Knownsec Blockchain Lab|DINA Project: New Exploration of National Dividend Model
The safemoon project, which is very popular some time ago, has set off a wave of speculation in the currency circle. Many imitation disks have emerged one after another. We have also analyzed its source code. You can refer to the previous article for details.
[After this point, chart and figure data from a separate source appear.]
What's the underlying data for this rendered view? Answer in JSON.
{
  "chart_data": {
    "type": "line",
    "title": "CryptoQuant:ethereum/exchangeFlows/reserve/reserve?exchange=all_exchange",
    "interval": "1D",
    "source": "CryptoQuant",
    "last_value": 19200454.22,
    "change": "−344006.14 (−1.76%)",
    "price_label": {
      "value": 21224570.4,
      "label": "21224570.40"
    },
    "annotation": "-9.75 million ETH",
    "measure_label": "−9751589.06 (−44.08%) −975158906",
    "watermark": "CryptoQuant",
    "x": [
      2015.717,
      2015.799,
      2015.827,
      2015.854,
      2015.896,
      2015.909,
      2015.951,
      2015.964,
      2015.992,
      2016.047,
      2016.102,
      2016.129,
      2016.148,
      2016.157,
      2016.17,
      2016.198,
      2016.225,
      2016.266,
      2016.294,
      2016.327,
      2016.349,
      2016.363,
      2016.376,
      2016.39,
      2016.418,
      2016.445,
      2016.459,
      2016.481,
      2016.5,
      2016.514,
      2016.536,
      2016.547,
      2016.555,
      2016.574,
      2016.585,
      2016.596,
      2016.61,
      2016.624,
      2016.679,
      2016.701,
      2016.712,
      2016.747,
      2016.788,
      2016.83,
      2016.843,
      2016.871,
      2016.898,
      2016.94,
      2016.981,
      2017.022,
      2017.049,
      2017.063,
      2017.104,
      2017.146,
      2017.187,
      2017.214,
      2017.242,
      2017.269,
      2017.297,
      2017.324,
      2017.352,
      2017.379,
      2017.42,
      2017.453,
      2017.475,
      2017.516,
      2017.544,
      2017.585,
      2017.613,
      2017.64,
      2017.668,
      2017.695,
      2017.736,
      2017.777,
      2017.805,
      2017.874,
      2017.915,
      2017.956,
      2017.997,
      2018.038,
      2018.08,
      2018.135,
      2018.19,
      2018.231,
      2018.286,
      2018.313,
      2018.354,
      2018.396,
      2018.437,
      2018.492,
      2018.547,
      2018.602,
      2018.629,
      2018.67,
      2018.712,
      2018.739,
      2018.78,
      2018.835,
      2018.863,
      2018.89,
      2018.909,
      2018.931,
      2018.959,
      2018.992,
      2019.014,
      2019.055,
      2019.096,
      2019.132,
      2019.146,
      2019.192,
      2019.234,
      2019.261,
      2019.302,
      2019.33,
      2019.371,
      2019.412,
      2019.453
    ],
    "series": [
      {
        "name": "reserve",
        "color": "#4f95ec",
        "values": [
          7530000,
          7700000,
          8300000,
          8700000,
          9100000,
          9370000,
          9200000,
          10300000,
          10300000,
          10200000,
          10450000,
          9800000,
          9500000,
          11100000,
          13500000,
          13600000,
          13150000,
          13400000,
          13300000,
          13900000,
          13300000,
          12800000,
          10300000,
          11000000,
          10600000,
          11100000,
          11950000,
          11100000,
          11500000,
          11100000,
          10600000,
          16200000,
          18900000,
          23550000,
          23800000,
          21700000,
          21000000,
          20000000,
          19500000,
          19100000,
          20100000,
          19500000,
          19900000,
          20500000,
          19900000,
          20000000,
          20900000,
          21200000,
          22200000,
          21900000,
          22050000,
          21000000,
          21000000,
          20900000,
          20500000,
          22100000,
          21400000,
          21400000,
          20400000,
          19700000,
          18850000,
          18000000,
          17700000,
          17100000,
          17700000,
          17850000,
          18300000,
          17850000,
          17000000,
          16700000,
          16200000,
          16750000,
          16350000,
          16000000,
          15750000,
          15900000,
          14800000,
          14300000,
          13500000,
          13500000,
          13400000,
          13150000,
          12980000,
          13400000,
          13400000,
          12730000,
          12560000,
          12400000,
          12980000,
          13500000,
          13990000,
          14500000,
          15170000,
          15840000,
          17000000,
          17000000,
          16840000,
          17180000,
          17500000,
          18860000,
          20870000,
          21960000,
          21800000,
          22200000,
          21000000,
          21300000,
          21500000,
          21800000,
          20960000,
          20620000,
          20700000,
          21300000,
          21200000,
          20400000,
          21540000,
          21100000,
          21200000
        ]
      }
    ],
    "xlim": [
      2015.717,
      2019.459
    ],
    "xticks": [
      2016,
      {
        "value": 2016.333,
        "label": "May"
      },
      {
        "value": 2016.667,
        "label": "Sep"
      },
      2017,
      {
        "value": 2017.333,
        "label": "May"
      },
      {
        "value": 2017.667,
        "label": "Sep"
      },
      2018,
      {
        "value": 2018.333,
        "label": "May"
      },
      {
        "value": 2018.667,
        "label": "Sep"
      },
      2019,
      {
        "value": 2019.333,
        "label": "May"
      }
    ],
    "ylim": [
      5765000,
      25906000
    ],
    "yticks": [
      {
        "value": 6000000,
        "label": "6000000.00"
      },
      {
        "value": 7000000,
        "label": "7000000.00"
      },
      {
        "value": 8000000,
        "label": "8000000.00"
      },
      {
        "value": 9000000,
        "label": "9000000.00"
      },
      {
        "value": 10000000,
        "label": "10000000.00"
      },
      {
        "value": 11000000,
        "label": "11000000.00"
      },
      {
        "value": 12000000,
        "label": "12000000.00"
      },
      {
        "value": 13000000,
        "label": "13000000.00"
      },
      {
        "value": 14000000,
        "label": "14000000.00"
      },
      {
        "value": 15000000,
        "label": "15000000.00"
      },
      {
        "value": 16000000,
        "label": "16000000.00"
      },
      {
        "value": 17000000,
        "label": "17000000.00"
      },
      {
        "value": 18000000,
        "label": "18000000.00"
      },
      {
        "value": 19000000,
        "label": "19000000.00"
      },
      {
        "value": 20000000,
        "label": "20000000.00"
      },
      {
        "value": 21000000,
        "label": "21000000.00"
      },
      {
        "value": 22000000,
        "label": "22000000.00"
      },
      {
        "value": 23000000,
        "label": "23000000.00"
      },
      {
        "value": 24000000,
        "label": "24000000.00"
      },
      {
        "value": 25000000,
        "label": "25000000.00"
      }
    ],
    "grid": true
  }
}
Knownsec Blockchain Lab will show you its upgraded version—DINA (https://dina.finance/).
DINA’s original creation of a gradient fee burning based on the health of the liquid pool, combined with the DeFi+MeMe+FOMO gameplay, launched the liquidity pool at 13:14 on June 5th (UTC international standard time), the opening price is 0.000004$, the current price (June 16th) 0.000160045$, an increase of 4001%.
The mechanism of DINA is mainly divided into 9 sections:
1.Purchase limit
2.Floating rate
3.Static reward
4.Automatic LP
5.Prevent tax avoidance
6.Fomo prize pool
7.Manual destruction
8.Prevent smashing
9.Security Mechanism
Since DINA is an upgraded version of safemoon, here is only the code analysis of the new functional sections: floating rate, Fomo bonus pool, manual destruction and prevention of smashing.
Floating rate
Determine the handling fee rate according to the health status of the liquidity pool, and innovate a stable balance mechanism.
When the flow pool is ≤ 1 million USDT, the fee rate is 30%
When more than 1 million USDT ≤ 3 million USDT, the fee rate is 25%
When more than 3 million USDT ≤ 5 million USDT, the fee rate is 20%
When more than 5 million USDT and less than 10 million USDT, the fee rate is 15%
When the liquidity pool> 10 million USDT, the fee rate is 10%
DINA mediates and collects transaction fees (including destruction, dividends, and adding liquidity) based on the balance of USDT in the transaction pair. Looking at the code details, it is found that it initializes the handling fee values of different stages, and then uses the getHealthLevel function to query the USDT balance in the trading pair to map the corresponding stages, as shown in Figure 1 and Figure 2:
Fomo prize pool
The function of the Fomo bonus pool enhances the playability of the DINA project. 1%-5% of any transfer will continue to be added to the Fomo bonus pool contract account. If no token is purchased within 4 hours, 50% of the Fomo bonus pool will be awarded to the last token purchaser.
The audit code found that the contract created a Fomo contract account. Since the account will receive a portion of the handling fee for each transaction, the Fomo contract will call the transferNotify and swap functions to record the last purchaser’s address and the payment. The received handling fee is converted into USDT. If the transaction time is greater than 4 hours when the transfer is called next time, a reward USDT will be sent to the recipient of the previous transaction. The code is shown in Figure 3 and Figure 4:
Manual destruction
In order to reduce the risk of hackers, make better use of the USDT in the bonus pool. When the trigger conditions are met, manually call the contract function to trigger 50% of the USDT for repurchase and destruction of tokens.
Check the code, this function is also in the Fomo contract, and the calling authority can only be the project address. The function first calls the swap function to convert the DINA tokens in the contract to USDT, and then converts half of the USDT under the contract to DINA tokens and enters the black hole contract, as shown in Figure 5:
The operation of manual destruction indirectly increases the value of DINA tokens and also improves the playability of the Fomo bonus pool. As of June 9, the Fomo prize pool has 278,658 USDT, as shown in Figure 6:
Prevent smashing
Community operators should not hold tokens. Selling tokens in large quantities will go against the original intention of DINA's decentralized design. Therefore, there is no team allocation, and 2% of any transaction will be automatically transferred to the community operator.
This design is equivalent to an additional handling fee on the original basis. Unlike other handling fees (dividends, Fomo and liquidity), the handling fees charged by community operators will not change due to changes in the USDT balance of the trading pair. A fixed charge of 2% of the transaction amount is charged each time. The code is shown in Figure7.
Looking at the DINA project itself, it is a continuation and expansion of the universal dividend gameplay. It makes up for the lack of playability and constant handling fees of the previous safemoon version, and adds new functions such as a new floating rate and Fomo mechanism. However, it is still inherited from the ERC20 token contract, which is an extension of the token gameplay. I hope everyone will pay attention to the changes in the environment when speculating in the currency circle. As for how long it will be popular, let us wait and see.
About Us: Knownsec Blockchain Lab has a team of top international blockchain security experts and 9 years of experience in security services for leading blockchain companies. It has served as the world’s leading digital currency exchange, wallet, underlying public chain, Smart contracts and other projects conduct security audits and defense deployments, and maintain the leading domestic core competitiveness in blockchain technology security, risk control security, and anti-hacking security.